Influence méchanique de la lune. L’action méchanique de la lune sur la terre, est incontestablement prouvée par le flux & reflux de la mer ; & c’est surtout de la correspondance exacte du flux & reflux avec les périodes lunaires, qu’on est parti pour établir que la lune est la cause principale de ce phénomene ; ainsi des observations qui démontreroient la même réciprocité entre les phénomenes de l’économie animale & les phases & mouvemens de la lune, seroient une preuve évidente de l’influence méchanique de la lune sur le corps. Je passe sous silence les preuves physiques qu’on pourroit tirer du reflux de l’air, des changemens qui y arrivent alors, & de l’action de l’air sur le corps humain (Voyez Air), les raisons d’analogie qui seroient d’ailleurs suffisantes ; car qui est-ce qui niera que notre machine soit attirable ou compressible ? Toute la classe des végétaux pourroit encore fournir des traits d’analogie convainquans ; le laboureur & le botaniste ont également observé que la lune avoit un empire très-étendu sur la fécondité des plantes ; c’est aussi une regle invariable chez les paysans, soutenue par une tradition constante, & par-là même respectable, d’avoir égard pour semer les grains aux phases de la lune ; ils ont remarqué que les arbres plantés en pleine lune portoient assez promptement des fruits, mais petits & graveleux ; & qu’au contraire, ceux qui étoient mis en terre pendant la pleine lune, portoient des fruits beaucoup plus tardifs, mais aussi bien supérieurs en beauté & en délicatesse ; la transplantation même des arbres ne se fait jamais avec plus de succès que pendant les premiers quartiers de la lune : on s’est aussi apperçu que les plantes semées dans le déclin de la lune poussoient des racines très longues & très-multipliées, & celles qu’on semoit en pleine lune, étoient chargées de très belles fleurs : ces précautions ne sont point indifférentes à l’égard de plusieurs plantes, le fleuriste pourroit sur-tout en tirer bien des avantages ; il n’est personne qui ne sache que la coupe des bois demande les mêmes attentions ; que ceux qui sont coupés dans la pleine lune pourrissent bien-tôt, & sont moins propres à servir aux bâtimens que ceux qui ont été coupés dans la vieille lune.

Joignons à toutes ces preuves les observations propres qui établiront la même influence sur le corps humain, & qui sont d’autant plus convainquantes qu’elles ont été faites la plûpart par des medecins qui ajoûtoient peu de foi à l’influence des astres, ou qui la négligeoient entierement.

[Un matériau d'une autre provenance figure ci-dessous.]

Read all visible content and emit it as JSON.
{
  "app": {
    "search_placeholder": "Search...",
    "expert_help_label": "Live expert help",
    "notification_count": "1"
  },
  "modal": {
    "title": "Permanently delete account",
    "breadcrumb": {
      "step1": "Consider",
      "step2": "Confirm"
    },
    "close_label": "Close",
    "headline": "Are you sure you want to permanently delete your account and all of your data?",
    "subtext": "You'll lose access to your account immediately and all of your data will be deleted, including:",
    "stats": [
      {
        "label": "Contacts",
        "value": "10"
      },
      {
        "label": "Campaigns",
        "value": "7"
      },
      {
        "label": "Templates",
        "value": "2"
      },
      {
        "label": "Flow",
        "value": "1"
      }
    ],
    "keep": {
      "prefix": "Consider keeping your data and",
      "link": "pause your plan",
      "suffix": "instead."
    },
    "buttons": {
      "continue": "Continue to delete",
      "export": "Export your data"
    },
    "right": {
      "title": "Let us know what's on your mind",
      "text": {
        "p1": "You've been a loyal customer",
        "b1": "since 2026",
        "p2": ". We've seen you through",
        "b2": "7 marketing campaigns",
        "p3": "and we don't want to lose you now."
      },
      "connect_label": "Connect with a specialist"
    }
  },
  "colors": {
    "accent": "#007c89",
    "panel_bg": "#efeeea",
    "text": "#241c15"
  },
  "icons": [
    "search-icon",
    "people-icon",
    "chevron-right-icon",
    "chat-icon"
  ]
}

1°. Le retour périodique des regles dans les femmes, est si exactement d’accord avec le mois lunaire, qu’il y a eu presqu’une voix sur ce point dans tous les siecles, chez tous les medecins & chez les femmes même ; les maladies qui dépendent de quelque vice dans cette excrétion (classe fort étendue à laquelle on peut rapporter la plûpart des maladies des femmes), suivent souvent avec une extrème régularité les mêmes périodes. Charles Pison raconte qu’une fille fut pendant tous le printems tourmentée de symptômes d’hystéricité qui commençoient

aux approches de la pleine lune, & ne cessoient que vers la fin du dernier quartier. On a observé que les hémorrhoides avoient aussi ces périodes communs avec l’évacuation menstruelle.

2°. Maurice Hoffman dit avoir vu une jeune fille âgée de quatorze ans, née d’une mere épileptique, à qui le ventre enfloit tous les mois à mesure que la lune croissoit, & diminuoit en même tems que la lune alloit en décroissant. (miscell. nat. curios. ann. 6. observ. 161.) On assure que les huitres sont beaucoup plus grosses & les coquillages plus remplis pendant la nouvelle & la pleine lune, que pendant les derniers quartiers au déclin. Gelle, témoin oculaire de ce fait, prétend l’avoir vu s’opérer de même dans bien d’autres animaux, qui engraissoient & maigrissoient successivement selon que la lune étoit nouvelle ou vieille. Hippocrate pense que les femmes conçoivent principalement dans la pleine lune. Voyez Hoffman, dissertation citée.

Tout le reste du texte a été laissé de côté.